Eskiler boşuna dememiş: "Akıl yaşta değil baştadır."
Ama bizim memlekette baş var, akıl izinde. Hatta uzun süredir raporlu.
Kafalar kalabalık ama içi boş. Cümleler uzun ama anlamı kısa. Herkes konuşuyor, kimse dinlemiyor. Çünkü dinlemek emek ister, susmak sabır ister, düşünmek ise artık lüks sayılıyor.
Bir zamanlar büyükler söylerdi: "Söz gümüşse sükût altındır."
Şimdi sükût değil, sanki bakır bile etmiyor. En çok konuşan en bilge, en çok bağıran en haklı, en çok paylaşan en ahlaklı sanılıyor. "Boş teneke çok ses çıkarır" atasözü, sosyal medyada resmî devlet politikası gibi uygulanıyor.
Eskiden utanmak vardı. Utanmak bir terbiye meselesiydi.
Şimdi utanmak demode. Hatta ayıp.
Yüzsüzlük ise yeni cesaret.
"Ar damarı çatlamış" derlerdi, biz o damarı komple söktük attık. Yerine filtre taktık, story attık.
Bir fıkra anlatılır eskilerden, ama artık fıkra değil, haber bülteni gibi:
Bir gün Nasreddin Hoca'ya sormuşlar:
"Hocam, bu millet neden bu hâle geldi?"
Hoca cevap vermiş:
"Eskiden bilen konuşurdu, şimdi konuşan bilmediğini de bilmez oldu."
Gülüyorsun değil mi?
Gülme… Çünkü bu fıkranın sonu yok, devamını her gün yaşıyoruz.
"Davulun sesi uzaktan hoş gelir" derler.
Haklılar. Çünkü yakına gelince ritmi değil gürültüsü duyuluyor.
Birileri uzaktan nutuk atıyor, yakından bakınca cepler konuşuyor.
Birileri "hizmet" diyor, hizmetin nerede bittiği, kişisel menfaatin nerede başladığı belli değil. Zaten "Bal tutan parmağını yalar" sözü, artık ahlaki bir uyarı değil, meslek tanımı oldu.
Eskiden "Komşusu açken tok yatan bizden değildir" diye öğüt verilirdi.
Şimdi komşu aç mı, tok mu bakılmıyor; yeter ki paylaşıma engel olmasın.
Vicdan sessize alınmış, bildirim kapalı.
Merhamet arka planda çalışıyor ama pil bitmiş.
Bir de akıl meselesi var.
"Akıl akıldan üstündür" derlerdi.
Biz ne yaptık?
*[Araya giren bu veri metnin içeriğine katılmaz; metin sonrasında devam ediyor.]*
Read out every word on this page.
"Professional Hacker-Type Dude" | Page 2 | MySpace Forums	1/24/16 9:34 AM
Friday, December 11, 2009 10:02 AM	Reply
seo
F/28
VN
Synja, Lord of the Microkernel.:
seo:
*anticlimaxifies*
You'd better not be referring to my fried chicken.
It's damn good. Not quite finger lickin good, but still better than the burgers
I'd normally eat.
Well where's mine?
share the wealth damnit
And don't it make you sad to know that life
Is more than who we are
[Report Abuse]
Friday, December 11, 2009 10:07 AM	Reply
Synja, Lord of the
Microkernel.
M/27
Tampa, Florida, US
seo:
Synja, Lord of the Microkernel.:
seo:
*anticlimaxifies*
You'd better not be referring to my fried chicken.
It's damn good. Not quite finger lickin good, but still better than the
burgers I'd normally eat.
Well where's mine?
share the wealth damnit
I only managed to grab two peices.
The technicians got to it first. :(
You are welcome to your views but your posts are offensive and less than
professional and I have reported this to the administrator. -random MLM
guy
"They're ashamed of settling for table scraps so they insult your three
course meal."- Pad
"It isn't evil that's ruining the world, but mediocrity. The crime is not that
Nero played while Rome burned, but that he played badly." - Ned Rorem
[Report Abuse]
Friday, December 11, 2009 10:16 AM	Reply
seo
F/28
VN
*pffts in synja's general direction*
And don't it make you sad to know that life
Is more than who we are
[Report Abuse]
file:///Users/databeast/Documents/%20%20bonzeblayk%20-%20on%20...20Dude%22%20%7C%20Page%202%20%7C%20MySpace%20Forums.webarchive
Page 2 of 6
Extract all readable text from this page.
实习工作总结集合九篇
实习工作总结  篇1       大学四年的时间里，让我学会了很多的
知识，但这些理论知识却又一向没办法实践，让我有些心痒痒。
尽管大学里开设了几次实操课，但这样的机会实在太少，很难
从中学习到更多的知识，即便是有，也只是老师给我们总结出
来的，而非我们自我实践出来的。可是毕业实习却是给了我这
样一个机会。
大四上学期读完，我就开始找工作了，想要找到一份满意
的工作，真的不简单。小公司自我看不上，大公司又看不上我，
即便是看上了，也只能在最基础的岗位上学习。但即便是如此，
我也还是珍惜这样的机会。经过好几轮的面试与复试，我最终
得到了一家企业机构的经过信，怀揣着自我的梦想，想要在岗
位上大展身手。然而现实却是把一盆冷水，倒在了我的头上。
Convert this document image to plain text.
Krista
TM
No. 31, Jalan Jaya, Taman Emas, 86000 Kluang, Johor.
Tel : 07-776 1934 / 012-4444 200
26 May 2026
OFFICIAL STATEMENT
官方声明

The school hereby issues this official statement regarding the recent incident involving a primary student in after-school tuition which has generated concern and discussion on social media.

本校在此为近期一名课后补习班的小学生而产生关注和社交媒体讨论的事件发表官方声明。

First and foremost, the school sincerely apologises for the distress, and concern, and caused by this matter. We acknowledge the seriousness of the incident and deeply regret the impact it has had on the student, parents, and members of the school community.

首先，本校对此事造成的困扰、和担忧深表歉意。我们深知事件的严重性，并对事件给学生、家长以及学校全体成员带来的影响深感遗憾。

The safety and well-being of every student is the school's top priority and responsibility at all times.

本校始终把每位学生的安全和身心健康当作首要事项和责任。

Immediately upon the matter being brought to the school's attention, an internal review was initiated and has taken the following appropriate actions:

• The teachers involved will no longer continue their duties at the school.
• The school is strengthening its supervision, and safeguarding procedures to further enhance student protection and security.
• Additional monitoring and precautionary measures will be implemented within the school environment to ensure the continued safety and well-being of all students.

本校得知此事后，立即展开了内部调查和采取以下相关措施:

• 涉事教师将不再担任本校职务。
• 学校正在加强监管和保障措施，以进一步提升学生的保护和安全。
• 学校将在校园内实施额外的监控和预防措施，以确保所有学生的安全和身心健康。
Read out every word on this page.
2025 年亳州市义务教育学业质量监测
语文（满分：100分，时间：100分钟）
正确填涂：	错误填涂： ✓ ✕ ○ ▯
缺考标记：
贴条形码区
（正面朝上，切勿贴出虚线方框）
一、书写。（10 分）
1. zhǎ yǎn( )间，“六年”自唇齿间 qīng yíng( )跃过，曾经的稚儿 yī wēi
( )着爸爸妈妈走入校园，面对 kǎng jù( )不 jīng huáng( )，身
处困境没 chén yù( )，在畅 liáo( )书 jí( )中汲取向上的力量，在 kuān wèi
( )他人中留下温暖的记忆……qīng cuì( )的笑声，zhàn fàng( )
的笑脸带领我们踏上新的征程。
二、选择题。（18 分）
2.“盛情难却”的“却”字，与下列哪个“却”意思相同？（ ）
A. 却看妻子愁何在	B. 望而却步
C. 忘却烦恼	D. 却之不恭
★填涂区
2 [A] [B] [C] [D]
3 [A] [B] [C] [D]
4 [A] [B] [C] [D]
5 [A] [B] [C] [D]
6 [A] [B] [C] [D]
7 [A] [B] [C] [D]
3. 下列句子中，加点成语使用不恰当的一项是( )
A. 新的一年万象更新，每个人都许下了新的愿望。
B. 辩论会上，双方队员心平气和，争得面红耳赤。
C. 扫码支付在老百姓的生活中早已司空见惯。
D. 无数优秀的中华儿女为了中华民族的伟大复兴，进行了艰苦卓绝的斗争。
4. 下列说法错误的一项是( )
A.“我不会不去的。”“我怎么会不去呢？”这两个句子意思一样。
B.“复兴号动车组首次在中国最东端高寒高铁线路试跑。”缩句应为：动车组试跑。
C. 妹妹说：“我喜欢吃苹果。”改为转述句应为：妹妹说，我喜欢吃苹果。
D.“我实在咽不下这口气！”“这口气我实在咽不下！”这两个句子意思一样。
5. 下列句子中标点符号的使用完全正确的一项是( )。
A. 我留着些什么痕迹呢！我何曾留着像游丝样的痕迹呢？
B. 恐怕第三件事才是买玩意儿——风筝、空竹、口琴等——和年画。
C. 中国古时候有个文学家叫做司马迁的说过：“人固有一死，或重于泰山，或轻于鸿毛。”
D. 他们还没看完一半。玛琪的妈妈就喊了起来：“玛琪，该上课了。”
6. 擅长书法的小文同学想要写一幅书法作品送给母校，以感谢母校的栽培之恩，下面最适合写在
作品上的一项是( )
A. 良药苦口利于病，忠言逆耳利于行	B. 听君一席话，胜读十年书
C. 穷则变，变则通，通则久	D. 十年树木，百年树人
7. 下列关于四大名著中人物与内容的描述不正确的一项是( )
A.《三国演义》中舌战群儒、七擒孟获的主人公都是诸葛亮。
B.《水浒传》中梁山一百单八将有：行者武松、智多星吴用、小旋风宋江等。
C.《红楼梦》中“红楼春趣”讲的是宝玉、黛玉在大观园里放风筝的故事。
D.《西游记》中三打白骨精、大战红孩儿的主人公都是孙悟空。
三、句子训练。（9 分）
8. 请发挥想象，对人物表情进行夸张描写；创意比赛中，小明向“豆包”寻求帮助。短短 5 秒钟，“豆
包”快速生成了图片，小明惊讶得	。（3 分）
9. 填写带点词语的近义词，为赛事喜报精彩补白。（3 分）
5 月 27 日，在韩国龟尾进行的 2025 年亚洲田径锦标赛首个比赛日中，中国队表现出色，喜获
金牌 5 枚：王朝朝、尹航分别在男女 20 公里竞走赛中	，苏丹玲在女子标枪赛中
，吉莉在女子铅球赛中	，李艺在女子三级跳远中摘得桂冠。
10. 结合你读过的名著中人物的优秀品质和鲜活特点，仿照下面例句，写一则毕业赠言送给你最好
Aklı ihaleye çıkardık.
En ucuz kim verdiyse ona sattık.
Sonra da pahalıya cehalet satın aldık.
Bak bir eski söz daha var: "İğneyi kendine, çuvaldızı başkasına batır."
Biz iğneyi başkasına fırlatıyoruz, çuvaldızı da alkışlıyoruz.
Eleştiri sadece karşıya serbest. Kendimize gelince hoşgörü, mazaret, ama en çok da sessizlik.
Eskiden "Eğri oturup doğru konuşmak" diye bir deyim vardı.
Şimdi doğru konuşan ayakta duramıyor.
Çünkü doğrular yer kaplıyor, yalanlar daha konforlu.
Yalan hafif, gerçek ağır. Taşıması zor.
Bir büyük söz daha bırakayım buraya:
"İnsanı yaşat ki devlet yaşasın."
Biz sloganı sevdik, insanı unuttuk.
Önce insan dedik, sonra insanı sıraya koyduk.
Sıra gelmedi, slogan eskidi.
Ve en acısı şu:
"Gülme komşuna, gelir başına."
Ama biz hem gülüyoruz hem alkışlıyoruz.
Sonra başımıza gelince kader diyoruz, şanssızlık diyoruz, ama asla kendimize bakmıyoruz.
Eskiler ne demişti son söz olarak:
"İnsanın aynası iştir, lafa bakılmaz."
Biz aynayı kırdık, lafa âşık olduk.
Velhasıl…
Akıl sandıkta kilitli, vicdan nöbette ama uyuyor.
Atasözleri duvarda asılı, hayatta hükmü yok.
Fıkralar güldürmüyor, düşündürüyor. Çünkü artık mizah değil, gerçek anlatıyor.
Ve bu ülkede en eski söz hâlâ geçerli:
"Balık baştan kokar."
Ama biz hâlâ kuyruğu yıkamaya devam ediyoruz.